26 thoughts on “Keep a Close Watch on Your Life (and the Good of Your Wife)”

  1. Dean P says:

    Was Tozer Reformed? That’s not to say that Reformed guys can’t treat their wives or family badly either. They of course can, I am just curious whether he was or not.

  2. Richard says:

    Tozer was NOT Reformed, by any stretch of the word. As well as Kevin’s advice to husbands, it would be good if we recovered the Lutheran/Reformed concept of VOCATION, where we see God working our sanctification through our roles as fathers, husbands, students, employees. I can’t recommend highly enough Dr. Gene Veith’s work on the subject, “God at Work,” or Gustav Wingren’s book, “Luther on Vocation.” Vocation goes a long way to resolving some of this schizophrenic behaviour we see around us of which Tozer is just an example.

  3. Chris says:

    If this is true, should we hold Tozer in as much reverence as many Christians (particularly pastors) do?

    Can we really say he was a man of spiritual stature if he failed to care for those closest to him?

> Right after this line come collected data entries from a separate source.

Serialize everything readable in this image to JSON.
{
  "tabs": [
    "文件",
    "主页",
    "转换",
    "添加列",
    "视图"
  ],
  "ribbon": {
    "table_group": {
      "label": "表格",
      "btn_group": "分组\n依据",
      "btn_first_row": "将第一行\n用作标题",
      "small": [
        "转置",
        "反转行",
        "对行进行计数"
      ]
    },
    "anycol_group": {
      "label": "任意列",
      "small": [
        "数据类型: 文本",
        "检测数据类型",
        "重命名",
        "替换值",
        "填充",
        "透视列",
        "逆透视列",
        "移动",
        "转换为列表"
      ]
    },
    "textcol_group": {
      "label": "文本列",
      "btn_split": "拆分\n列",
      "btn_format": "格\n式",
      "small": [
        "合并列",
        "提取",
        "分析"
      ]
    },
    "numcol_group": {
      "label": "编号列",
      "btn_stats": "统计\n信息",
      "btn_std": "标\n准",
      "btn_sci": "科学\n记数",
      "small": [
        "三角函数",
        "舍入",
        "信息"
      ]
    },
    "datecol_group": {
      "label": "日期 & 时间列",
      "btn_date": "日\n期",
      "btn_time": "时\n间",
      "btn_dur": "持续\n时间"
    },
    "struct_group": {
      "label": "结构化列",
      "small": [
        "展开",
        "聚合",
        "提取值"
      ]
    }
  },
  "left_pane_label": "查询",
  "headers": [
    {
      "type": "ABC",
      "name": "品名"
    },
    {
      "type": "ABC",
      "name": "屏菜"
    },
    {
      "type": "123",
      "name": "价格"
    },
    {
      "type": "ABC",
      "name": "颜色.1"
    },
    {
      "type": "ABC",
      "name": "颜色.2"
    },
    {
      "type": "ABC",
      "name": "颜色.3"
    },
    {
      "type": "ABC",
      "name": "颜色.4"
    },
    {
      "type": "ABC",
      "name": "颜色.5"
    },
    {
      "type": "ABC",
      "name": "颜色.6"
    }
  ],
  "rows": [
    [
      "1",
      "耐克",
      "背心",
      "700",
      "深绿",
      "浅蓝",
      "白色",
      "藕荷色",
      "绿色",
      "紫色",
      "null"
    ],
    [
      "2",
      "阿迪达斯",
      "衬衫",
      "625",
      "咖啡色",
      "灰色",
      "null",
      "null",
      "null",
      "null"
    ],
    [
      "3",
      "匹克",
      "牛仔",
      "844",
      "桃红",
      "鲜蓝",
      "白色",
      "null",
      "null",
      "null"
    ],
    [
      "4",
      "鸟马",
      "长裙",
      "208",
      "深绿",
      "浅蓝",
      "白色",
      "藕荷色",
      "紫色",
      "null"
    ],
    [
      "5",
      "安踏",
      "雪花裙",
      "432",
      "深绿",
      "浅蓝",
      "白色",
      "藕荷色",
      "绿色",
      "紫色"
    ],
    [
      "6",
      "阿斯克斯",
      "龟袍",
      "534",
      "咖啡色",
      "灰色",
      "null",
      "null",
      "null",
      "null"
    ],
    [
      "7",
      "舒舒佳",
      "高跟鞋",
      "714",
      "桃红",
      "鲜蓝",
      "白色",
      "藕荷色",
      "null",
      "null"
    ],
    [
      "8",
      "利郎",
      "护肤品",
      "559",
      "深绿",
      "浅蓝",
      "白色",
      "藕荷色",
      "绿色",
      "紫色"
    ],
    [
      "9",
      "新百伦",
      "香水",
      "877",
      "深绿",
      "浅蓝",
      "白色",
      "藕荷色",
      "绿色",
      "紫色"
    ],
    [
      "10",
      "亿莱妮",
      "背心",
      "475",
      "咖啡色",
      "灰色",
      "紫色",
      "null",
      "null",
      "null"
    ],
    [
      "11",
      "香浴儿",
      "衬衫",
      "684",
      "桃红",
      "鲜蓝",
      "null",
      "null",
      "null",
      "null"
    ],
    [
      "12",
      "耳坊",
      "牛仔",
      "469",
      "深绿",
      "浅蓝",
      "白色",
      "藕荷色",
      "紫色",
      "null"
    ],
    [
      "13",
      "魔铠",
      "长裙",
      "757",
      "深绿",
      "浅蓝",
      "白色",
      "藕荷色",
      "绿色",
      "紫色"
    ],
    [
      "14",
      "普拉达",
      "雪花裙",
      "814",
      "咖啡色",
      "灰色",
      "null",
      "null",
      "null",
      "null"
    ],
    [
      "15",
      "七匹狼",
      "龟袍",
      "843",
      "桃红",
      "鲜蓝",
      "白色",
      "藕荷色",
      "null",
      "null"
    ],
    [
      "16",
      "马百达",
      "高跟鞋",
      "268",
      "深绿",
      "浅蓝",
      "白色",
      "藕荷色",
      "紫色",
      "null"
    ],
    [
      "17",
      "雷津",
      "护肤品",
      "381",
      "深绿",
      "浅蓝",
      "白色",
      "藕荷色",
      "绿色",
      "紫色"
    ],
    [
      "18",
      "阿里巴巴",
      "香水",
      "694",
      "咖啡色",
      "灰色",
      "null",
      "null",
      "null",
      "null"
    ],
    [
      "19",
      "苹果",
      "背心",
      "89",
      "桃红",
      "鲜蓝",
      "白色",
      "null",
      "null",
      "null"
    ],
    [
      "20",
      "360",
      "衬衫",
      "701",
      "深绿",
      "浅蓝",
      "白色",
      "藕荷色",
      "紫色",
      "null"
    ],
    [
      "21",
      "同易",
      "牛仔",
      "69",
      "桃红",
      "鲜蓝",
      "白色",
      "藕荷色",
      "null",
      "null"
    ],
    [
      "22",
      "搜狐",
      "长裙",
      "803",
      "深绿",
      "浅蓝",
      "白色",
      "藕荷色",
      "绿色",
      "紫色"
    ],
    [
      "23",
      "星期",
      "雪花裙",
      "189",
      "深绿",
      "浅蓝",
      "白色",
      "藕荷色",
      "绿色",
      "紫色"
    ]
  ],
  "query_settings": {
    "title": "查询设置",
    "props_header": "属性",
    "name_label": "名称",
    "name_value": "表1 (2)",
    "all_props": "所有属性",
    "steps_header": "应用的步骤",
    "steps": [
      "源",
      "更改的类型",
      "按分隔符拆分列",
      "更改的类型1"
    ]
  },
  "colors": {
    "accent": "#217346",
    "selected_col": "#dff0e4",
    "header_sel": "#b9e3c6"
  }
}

    There is some inconsistency here.

  4. Dean P says:

    Ahhh. Because I have heard very similar stories about John Wesley and how he treated his wife and how he viewed marriage in general.

  5. Blaine Moore says:

    Thank you, Kevin, for this reminder.

  6. Rose says:

    Do you think there is something the church can do for people who really are schizophrenic, or for their wives (or husbands) and families? Does it all just depend on the schizophrenic changing?

  7. Jeffrey Brannen says:

    It is interesting (relating a discussion I had with my wife a few days ago) that we expect our pastors to be completely dedicated to the work of the ministray AS IF they were single. But, we only consider married men for the position.

    We demand single-minded devotion from our married ministers and then wonder why their marriages struggle and their children rebel.

    I wonder if there is a way to address this?

  8. Richard says:

    Look to the biblical concept of vocation! Martin Luther, by all accounts, had a marvelous marriage and family life. Recovering vocation is a real help in this area.

  9. Steve says:

    Hey Jeffrey, maybe there is something to clerical celibacy after all.

    Single men can devote more of themselves and their time to the Kingdom, 1 Corinthians 7:32-35.

    To late for me, though, I’m already married.

  10. Leslie Jebaraj says:

    This is exactly the problem with the church giving celebrity status to prominent Christians. If some unknown Christian had behaved the way Tozer did, he would have been criticized by his neighbors. But Tozer or other famous Christians get a free pass. Not fair; not fair at all.

  11. Richard says:

    It wasn’t all that long ago I apologized to my wife for doing the very thing you are writing about. She was incredibly gracious. She understood why I was doing it. She appreciated that I realized it could not always be that way. More and more we are doing it all together.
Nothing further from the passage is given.